April 4, 2013 | 6
The energetic molecule perchlorate is rocket fuel and, it turns out, food for ancient microbes. Given that deposits of the stuff have been found wherever robots look on Mars, could the chlorine compound—poisonous to the development of humans—be serving as Martian life’s lunch?
A team of Dutch researchers show in the April 5 edition of Science that an archaeon—as the name implies, an old type of microbe distinct from bacteria—can grow quite happily on perchlorate. Archaeoglobus fulgidus takes the perchlorate in, gains energy by transforming it into highly reactive chlorite and moves on. Thriving in volcanic vents beneath the sea as well as other superhot areas of Earth, such as oil reservoirs or places where hot rock turns water to steam, A. fulgidus and other microbes like it might be the reason there’s not more rocket fuel lying around on our planet.

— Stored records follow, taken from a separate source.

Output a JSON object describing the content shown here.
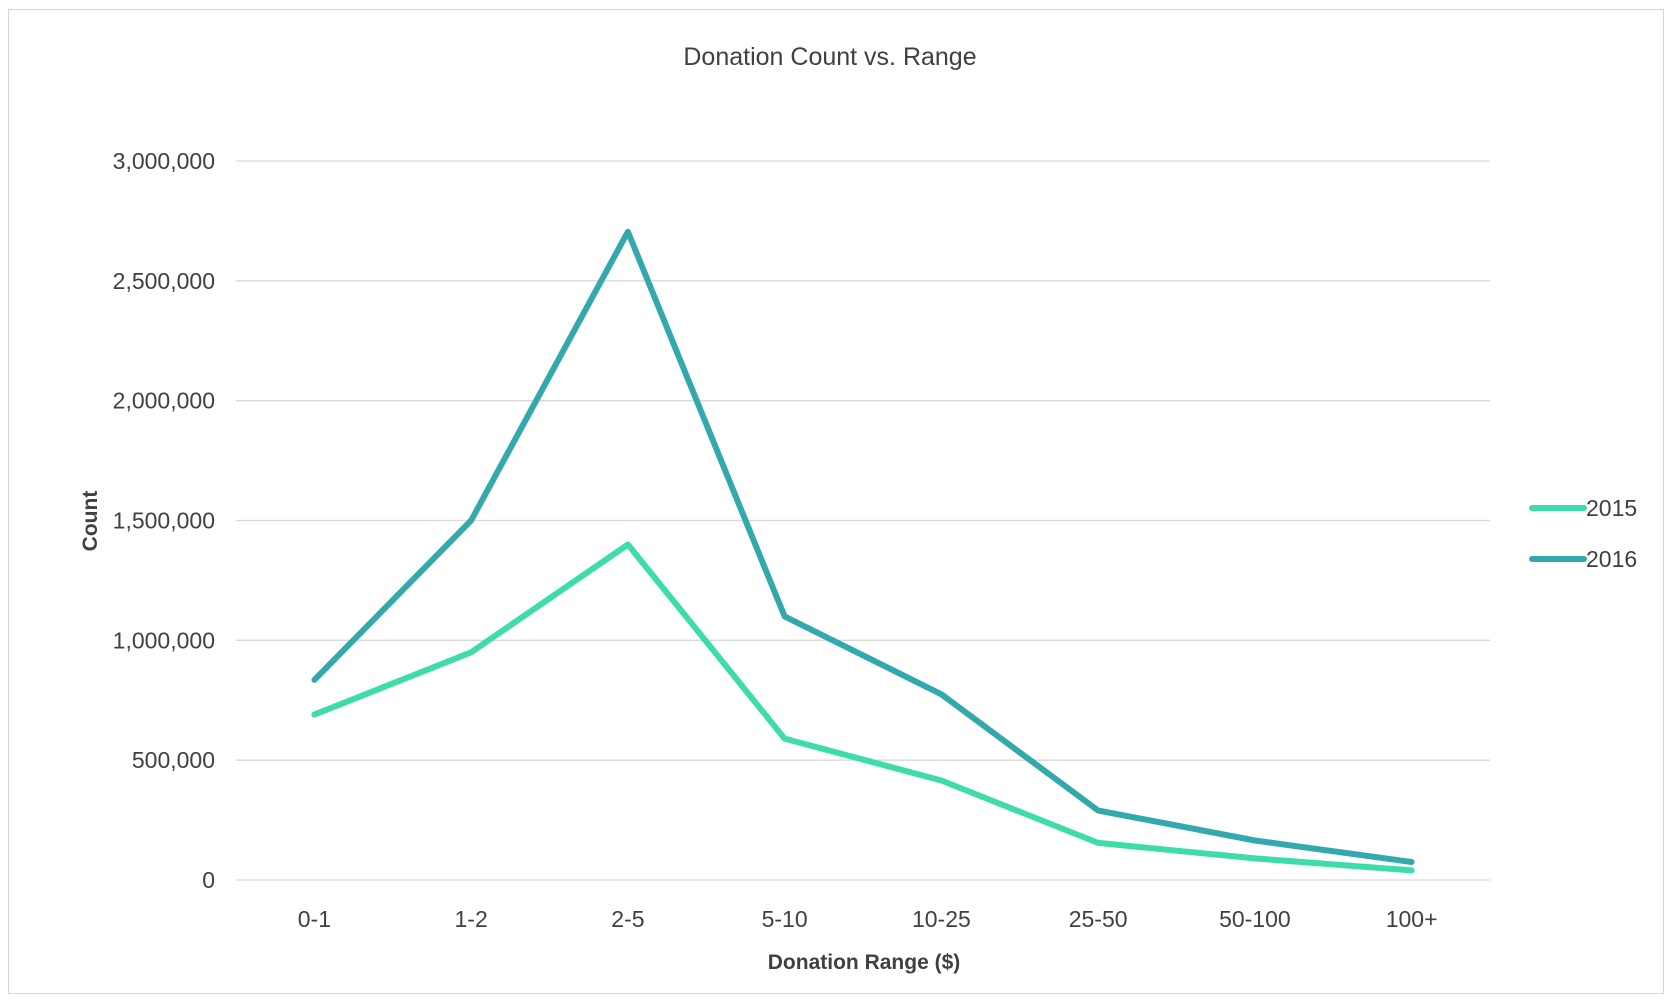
{
  "chart_data": {
    "type": "line",
    "title": "Donation Count vs. Range",
    "xlabel": "Donation Range ($)",
    "ylabel": "Count",
    "categories": [
      "0-1",
      "1-2",
      "2-5",
      "5-10",
      "10-25",
      "25-50",
      "50-100",
      "100+"
    ],
    "ylim": [
      0,
      3000000
    ],
    "yticks": [
      0,
      500000,
      1000000,
      1500000,
      2000000,
      2500000,
      3000000
    ],
    "ytick_labels": [
      "0",
      "500,000",
      "1,000,000",
      "1,500,000",
      "2,000,000",
      "2,500,000",
      "3,000,000"
    ],
    "grid": true,
    "legend_position": "right",
    "series": [
      {
        "name": "2015",
        "color": "#3ddcaa",
        "values": [
          690000,
          950000,
          1400000,
          590000,
          415000,
          155000,
          90000,
          40000
        ]
      },
      {
        "name": "2016",
        "color": "#33a9ad",
        "values": [
          835000,
          1500000,
          2705000,
          1100000,
          775000,
          290000,
          165000,
          75000
        ]
      }
    ]
  }
}
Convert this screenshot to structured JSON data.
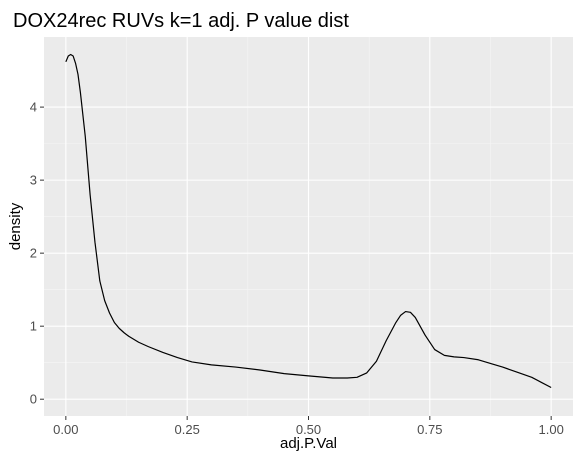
{
  "chart_data": {
    "type": "line",
    "title": "DOX24rec RUVs k=1 adj. P value dist",
    "xlabel": "adj.P.Val",
    "ylabel": "density",
    "xlim": [
      -0.045,
      1.045
    ],
    "ylim": [
      -0.23,
      4.96
    ],
    "x_ticks": [
      0.0,
      0.25,
      0.5,
      0.75,
      1.0
    ],
    "x_tick_labels": [
      "0.00",
      "0.25",
      "0.50",
      "0.75",
      "1.00"
    ],
    "y_ticks": [
      0,
      1,
      2,
      3,
      4
    ],
    "y_tick_labels": [
      "0",
      "1",
      "2",
      "3",
      "4"
    ],
    "grid": true,
    "legend": "none",
    "colors": {
      "panel": "#ebebeb",
      "grid_major": "#ffffff",
      "grid_minor": "#f5f5f5",
      "line": "#000000",
      "tick": "#333333"
    },
    "series": [
      {
        "x": [
          0.0,
          0.005,
          0.01,
          0.015,
          0.02,
          0.025,
          0.03,
          0.04,
          0.05,
          0.06,
          0.07,
          0.08,
          0.09,
          0.1,
          0.11,
          0.12,
          0.13,
          0.15,
          0.17,
          0.2,
          0.23,
          0.26,
          0.3,
          0.35,
          0.4,
          0.45,
          0.5,
          0.55,
          0.58,
          0.6,
          0.62,
          0.64,
          0.66,
          0.68,
          0.69,
          0.7,
          0.71,
          0.72,
          0.74,
          0.76,
          0.78,
          0.8,
          0.82,
          0.85,
          0.88,
          0.9,
          0.93,
          0.96,
          0.98,
          1.0
        ],
        "y": [
          4.62,
          4.7,
          4.72,
          4.7,
          4.6,
          4.45,
          4.2,
          3.6,
          2.8,
          2.15,
          1.62,
          1.35,
          1.18,
          1.05,
          0.97,
          0.91,
          0.86,
          0.78,
          0.72,
          0.64,
          0.57,
          0.51,
          0.47,
          0.44,
          0.4,
          0.35,
          0.32,
          0.29,
          0.29,
          0.3,
          0.36,
          0.52,
          0.8,
          1.05,
          1.15,
          1.2,
          1.19,
          1.12,
          0.88,
          0.68,
          0.6,
          0.58,
          0.57,
          0.54,
          0.48,
          0.44,
          0.37,
          0.3,
          0.23,
          0.16
        ]
      }
    ]
  }
}
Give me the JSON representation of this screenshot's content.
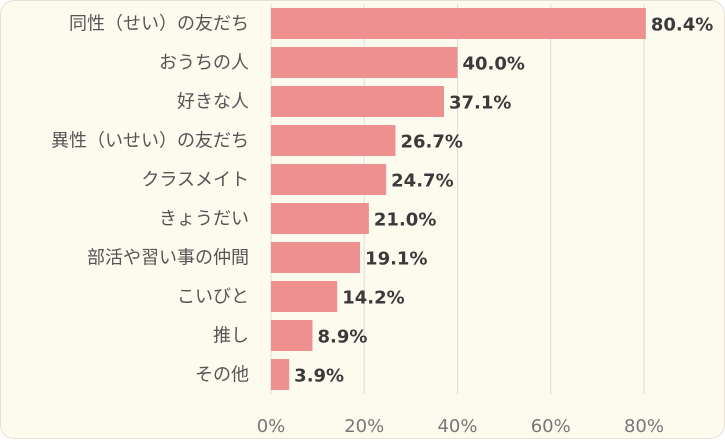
{
  "chart_data": {
    "type": "bar",
    "orientation": "horizontal",
    "categories": [
      "同性（せい）の友だち",
      "おうちの人",
      "好きな人",
      "異性（いせい）の友だち",
      "クラスメイト",
      "きょうだい",
      "部活や習い事の仲間",
      "こいびと",
      "推し",
      "その他"
    ],
    "values": [
      80.4,
      40.0,
      37.1,
      26.7,
      24.7,
      21.0,
      19.1,
      14.2,
      8.9,
      3.9
    ],
    "value_labels": [
      "80.4%",
      "40.0%",
      "37.1%",
      "26.7%",
      "24.7%",
      "21.0%",
      "19.1%",
      "14.2%",
      "8.9%",
      "3.9%"
    ],
    "xlim": [
      0,
      80
    ],
    "xticks": [
      "0%",
      "20%",
      "40%",
      "60%",
      "80%"
    ],
    "grid": true,
    "colors": {
      "bar": "#ee9090",
      "background": "#fdfbee",
      "grid": "#dcdcdc"
    }
  }
}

This is the first archaeon known to feed on perchlorate but it is not the first microbe found to do so. Some bacteria can manage the same trick and even boast a special enzyme to help them rapidly break down the resulting chlorite, which is otherwise damaging to cells. The byproduct of that breakdown, however, is oxygen, which A. fulgidus cannot tolerate. It survives the potential onslaught by relying on sulfur compounds naturally present in its environment to react away the chlorite, a symbiotic relationship between life and non-life chemistry.
It’s possible, then, that A. fulgidus is one of the most primeval forms of life on the Earth, evolving potentially even before oxygen-producing photosynthesis. The rise of that modern atmosphere-creating process may have driven A. fulgidus‘s ancestors to the dark, deep, hot places of the globe.
As for Mars, the surface of the red planet is certainly too cold for this bug to survive, which may explain why there’s so much rocket fuel lying around. But discovery of the microbe raises the possibility that rocket propellant could serve as fuel for some other life form there, perhaps deep beneath the perchlorate-bearing surface.